To confirm that the encrypted disk image performance wasn’t an anomaly, I repeated the same test on the two other Macs. Their write speeds were 71 MB/s (iMac Pro) and 52 MB/s (MBP M1 Pro).

On all types of Disk Image, write speeds were also more variable. For example, on the main test system with an encrypted disk image with its overall speed of 57 MB/s, they ranged from 20 MB/s to 3.1 GB/s. There was no obvious relationship between speed and file size, though.

It’s well known that macOS deliberately throttles some I/O, for example slowing Time Machine backups, to prevent background services from blocking I/O for user tasks. Although it appeared unlikely that this would apply to writing to Disk Images, I next examined in Activity Monitor what was happening when writing to an encrypted disk image.

diskimage01

To my surprise, the cores of an M1 Pro chip remain almost inactive during this period, between the figures 1 and 2 in the CPU History window above. There’s a small increase in CPU % on the two E cores, and a little on two of the P cores. The most active process listed over that period was diskimages-helper, which took a steady 23% CPU throughout the period. During an unencrypted write, it took just 26%.

Given the high write performance of the SSDs used, this can only indicate that macOS is intentionally throttling threads responsible for performing writes to the encrypted disk image, and to unencrypted disk images too.

diskimage02

This CPU History window shows CPU % for a series of unencrypted writes and reads. The peak at figure 1 represents the write series, and that at 2 the same files being read from that disk image. While writing appears to be throttled here, reading reaches a much higher CPU %, thus doesn’t appear to be limited to the same degree.

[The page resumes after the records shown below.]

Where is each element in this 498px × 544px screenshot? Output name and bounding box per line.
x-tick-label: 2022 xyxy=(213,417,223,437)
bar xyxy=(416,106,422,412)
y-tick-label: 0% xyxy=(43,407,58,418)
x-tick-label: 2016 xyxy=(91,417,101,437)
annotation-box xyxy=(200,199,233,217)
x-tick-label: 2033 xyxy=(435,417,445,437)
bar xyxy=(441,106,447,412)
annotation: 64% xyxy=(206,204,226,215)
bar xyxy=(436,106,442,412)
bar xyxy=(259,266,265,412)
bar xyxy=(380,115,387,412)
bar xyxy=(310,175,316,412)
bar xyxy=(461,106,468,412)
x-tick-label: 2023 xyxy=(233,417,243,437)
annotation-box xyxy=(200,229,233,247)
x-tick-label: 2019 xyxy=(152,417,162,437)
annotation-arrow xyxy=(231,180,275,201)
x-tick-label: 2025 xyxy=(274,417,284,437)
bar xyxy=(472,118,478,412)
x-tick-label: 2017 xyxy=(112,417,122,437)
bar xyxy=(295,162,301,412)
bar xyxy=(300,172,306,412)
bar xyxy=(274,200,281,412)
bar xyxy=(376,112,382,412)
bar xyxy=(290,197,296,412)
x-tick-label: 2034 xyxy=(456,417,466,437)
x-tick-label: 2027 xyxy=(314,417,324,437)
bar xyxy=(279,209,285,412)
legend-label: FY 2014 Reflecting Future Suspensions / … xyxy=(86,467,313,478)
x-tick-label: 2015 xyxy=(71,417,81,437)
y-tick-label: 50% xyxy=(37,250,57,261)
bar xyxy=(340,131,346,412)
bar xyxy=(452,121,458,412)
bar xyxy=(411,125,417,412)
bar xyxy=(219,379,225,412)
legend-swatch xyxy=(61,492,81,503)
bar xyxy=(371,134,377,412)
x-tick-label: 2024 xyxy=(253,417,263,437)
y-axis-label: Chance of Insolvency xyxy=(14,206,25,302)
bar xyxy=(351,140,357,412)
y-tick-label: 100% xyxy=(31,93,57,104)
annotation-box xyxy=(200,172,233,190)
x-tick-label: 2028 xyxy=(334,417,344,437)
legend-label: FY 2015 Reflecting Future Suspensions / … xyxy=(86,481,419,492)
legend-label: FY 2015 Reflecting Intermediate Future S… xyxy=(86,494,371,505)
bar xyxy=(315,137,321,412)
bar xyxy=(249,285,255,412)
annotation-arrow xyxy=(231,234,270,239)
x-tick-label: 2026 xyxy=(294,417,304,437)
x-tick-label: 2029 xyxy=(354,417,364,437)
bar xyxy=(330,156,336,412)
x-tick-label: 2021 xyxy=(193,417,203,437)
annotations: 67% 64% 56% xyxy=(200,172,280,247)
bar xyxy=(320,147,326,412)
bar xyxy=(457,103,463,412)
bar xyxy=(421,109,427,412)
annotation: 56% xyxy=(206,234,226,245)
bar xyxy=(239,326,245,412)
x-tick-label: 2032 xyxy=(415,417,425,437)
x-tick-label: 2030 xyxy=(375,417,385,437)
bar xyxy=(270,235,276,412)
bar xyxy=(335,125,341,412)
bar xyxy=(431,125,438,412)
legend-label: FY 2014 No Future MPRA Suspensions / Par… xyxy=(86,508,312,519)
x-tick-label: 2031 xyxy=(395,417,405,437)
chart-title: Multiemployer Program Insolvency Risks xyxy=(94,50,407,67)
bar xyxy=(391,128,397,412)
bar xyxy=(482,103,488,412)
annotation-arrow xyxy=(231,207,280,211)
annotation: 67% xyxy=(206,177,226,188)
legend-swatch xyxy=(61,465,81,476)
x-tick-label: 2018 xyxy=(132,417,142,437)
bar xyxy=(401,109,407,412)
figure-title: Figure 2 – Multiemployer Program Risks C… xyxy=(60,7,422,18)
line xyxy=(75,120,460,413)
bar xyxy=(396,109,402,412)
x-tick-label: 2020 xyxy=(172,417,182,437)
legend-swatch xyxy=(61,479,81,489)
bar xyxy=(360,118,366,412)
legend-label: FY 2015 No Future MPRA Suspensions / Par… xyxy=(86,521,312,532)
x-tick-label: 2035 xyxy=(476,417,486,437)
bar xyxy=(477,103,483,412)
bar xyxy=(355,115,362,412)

This difference may reflect Apple’s historical usage of disk images, which have been most commonly used for reading rather than writing. However, that has now changed, with write performance becoming important to the user in:

  • encrypted disk images used as a substitute for the absence of folder encryption in APFS;
  • both encrypted and unencrypted sparse bundles used for shared Time Machine backup storage;
  • unencrypted disk images used as Block Device storage in virtualisation.

Conclusions

  • All types of Disk Image have severely degraded write performance.
  • Write performance of encrypted disk images is absurdly bad.
  • Until Apple improves this substantially, Disk Images of any type can’t be recommended for writing, and are only suitable as read-only storage.
  • Apple boasts that the SSD in a Mac Studio M1 Max “delivers up to 7.4GB/s of performance”, and it has “up to 50 percent faster CPU performance than Mac Pro with a 16-core Xeon processor”. Then why does it write to an encrypted disk image at only 57 MB/s, the speed of a slow hard disk?